Sunday, June 2, 2013

The month of June

So here's a little bit of a preview of what you will have from me this month. Today I met the team my husband and I will be working with later this month on the Jersey shore. It is only in the last decade that I started doing relief work via church mission trips after some natural disasters our country has faced - my husband has done it for years. My first was to Bay St. Louis, Miss., to help with Hurricane Katrina clean-up. I've also been to Tennessee and Iowa, both for flood relief. Later this month I'm headed to Jersey to help clean up after last year's Super Storm Sandy. It's work I'm sorry I didn't do when I was younger. I've learned from these people what it's like to lose everything - not just your house and possessions, but your history -- in a storm disaster. It's devastating, but it also brings out the strength in people. 

Saturday, June 1, 2013

It's ironic...

Today is the first day of the 2013 Wordcount Blogathon contest - for 30 days I must blog each day.

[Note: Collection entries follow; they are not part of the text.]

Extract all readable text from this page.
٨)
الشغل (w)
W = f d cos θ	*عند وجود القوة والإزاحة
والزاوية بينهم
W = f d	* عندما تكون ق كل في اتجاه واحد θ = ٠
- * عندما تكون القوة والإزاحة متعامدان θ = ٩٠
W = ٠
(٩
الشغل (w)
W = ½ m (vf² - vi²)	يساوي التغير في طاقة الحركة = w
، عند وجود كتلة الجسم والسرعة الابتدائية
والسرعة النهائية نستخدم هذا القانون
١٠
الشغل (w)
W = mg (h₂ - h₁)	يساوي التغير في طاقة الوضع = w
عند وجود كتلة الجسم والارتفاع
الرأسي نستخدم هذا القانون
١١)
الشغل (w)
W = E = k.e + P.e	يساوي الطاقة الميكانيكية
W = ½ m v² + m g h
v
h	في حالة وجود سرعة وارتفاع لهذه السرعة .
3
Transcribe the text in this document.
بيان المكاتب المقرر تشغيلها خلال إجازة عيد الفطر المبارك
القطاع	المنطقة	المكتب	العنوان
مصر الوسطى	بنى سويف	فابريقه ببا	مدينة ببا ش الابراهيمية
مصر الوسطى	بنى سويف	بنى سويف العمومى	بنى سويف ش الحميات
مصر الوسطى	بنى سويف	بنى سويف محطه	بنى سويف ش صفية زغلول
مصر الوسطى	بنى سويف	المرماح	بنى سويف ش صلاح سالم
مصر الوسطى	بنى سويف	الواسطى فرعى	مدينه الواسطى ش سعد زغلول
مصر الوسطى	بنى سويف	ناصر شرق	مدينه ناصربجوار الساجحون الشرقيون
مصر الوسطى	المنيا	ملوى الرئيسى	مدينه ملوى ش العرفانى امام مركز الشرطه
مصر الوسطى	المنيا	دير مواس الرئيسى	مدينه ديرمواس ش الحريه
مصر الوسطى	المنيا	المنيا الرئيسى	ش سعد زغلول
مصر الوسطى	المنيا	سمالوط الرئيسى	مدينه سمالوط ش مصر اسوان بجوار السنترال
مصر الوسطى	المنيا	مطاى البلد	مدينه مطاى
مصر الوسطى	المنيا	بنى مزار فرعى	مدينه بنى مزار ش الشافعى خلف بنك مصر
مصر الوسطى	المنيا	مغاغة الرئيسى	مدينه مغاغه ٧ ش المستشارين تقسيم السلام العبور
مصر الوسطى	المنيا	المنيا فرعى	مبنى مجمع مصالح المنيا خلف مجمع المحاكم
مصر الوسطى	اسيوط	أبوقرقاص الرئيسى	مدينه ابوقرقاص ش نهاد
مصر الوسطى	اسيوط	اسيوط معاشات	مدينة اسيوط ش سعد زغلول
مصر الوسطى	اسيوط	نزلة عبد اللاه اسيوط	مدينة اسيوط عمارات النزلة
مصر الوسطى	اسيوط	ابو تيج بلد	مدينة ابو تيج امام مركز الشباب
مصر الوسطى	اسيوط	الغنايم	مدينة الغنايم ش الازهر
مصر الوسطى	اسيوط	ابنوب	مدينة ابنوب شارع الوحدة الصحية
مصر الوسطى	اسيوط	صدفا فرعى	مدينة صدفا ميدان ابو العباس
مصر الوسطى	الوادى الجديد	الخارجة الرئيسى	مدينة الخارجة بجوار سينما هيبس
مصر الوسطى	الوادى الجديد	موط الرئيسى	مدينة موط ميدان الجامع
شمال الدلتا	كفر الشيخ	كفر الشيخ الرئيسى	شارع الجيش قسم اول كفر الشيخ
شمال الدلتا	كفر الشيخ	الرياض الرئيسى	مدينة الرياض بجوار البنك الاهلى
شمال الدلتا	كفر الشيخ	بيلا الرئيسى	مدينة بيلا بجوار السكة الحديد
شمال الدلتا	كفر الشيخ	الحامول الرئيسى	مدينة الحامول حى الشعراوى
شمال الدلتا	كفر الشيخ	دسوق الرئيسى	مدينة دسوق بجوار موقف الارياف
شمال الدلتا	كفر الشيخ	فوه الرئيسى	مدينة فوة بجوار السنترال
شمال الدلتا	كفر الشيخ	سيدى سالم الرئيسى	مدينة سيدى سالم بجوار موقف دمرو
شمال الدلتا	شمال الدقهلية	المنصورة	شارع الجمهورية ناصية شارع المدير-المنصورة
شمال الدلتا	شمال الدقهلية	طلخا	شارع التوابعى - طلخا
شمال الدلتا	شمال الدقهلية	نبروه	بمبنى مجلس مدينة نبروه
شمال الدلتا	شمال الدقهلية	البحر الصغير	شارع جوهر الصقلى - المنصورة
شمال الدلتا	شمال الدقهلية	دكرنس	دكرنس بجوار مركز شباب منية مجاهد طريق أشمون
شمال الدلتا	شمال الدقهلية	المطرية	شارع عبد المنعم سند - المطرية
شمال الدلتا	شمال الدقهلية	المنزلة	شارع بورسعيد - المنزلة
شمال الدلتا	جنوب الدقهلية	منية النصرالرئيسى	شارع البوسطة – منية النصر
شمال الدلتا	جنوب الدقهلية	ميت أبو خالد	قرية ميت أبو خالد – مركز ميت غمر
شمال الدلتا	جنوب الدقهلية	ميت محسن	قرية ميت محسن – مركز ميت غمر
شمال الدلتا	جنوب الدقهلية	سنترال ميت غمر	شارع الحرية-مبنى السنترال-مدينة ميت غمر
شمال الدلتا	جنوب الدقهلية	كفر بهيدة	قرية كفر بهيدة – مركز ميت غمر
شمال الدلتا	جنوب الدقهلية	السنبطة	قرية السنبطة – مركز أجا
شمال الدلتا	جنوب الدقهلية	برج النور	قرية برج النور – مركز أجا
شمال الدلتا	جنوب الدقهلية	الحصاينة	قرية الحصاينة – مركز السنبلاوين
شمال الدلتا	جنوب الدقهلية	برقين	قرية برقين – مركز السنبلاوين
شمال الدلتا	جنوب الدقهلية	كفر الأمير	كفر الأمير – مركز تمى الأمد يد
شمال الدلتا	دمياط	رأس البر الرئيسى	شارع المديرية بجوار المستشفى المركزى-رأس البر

I entered last year for the first time and ended up blogging more, but not for the entire 30 days.
Dr. Gail Griffin

So...I'm at it again this year. It will be an interesting challenge as I am not the type of person who likes to put herself out there. In some ways I look at blogs as public diaries -- and I hated it when my siblings read my diary when we were kids. As I said to a friend of mine recently, I became a journalist because I didn't have to write about myself - I asked questions and wrote about others.

Ironically, this first day in the Blogathon falls the day after the woman who taught me to write about myself retired. I first met Dr. Gail Griffin, now Professor Emeritus of English at my alma mater, Kalamazoo College, when I took a course on autobiography my freshman year. We had to write an autobiographical piece as a final paper, and it was one of the hardest things I've ever written.

Gail became my academic advisor and I graduated with a BA in English and a lifelong friend. So Gail -- I'm going to try to draw on what I learned in your class 34 years ago and I hope I do it justice. Congratulations on your well-deserved retirement - K's English Department will not be the same.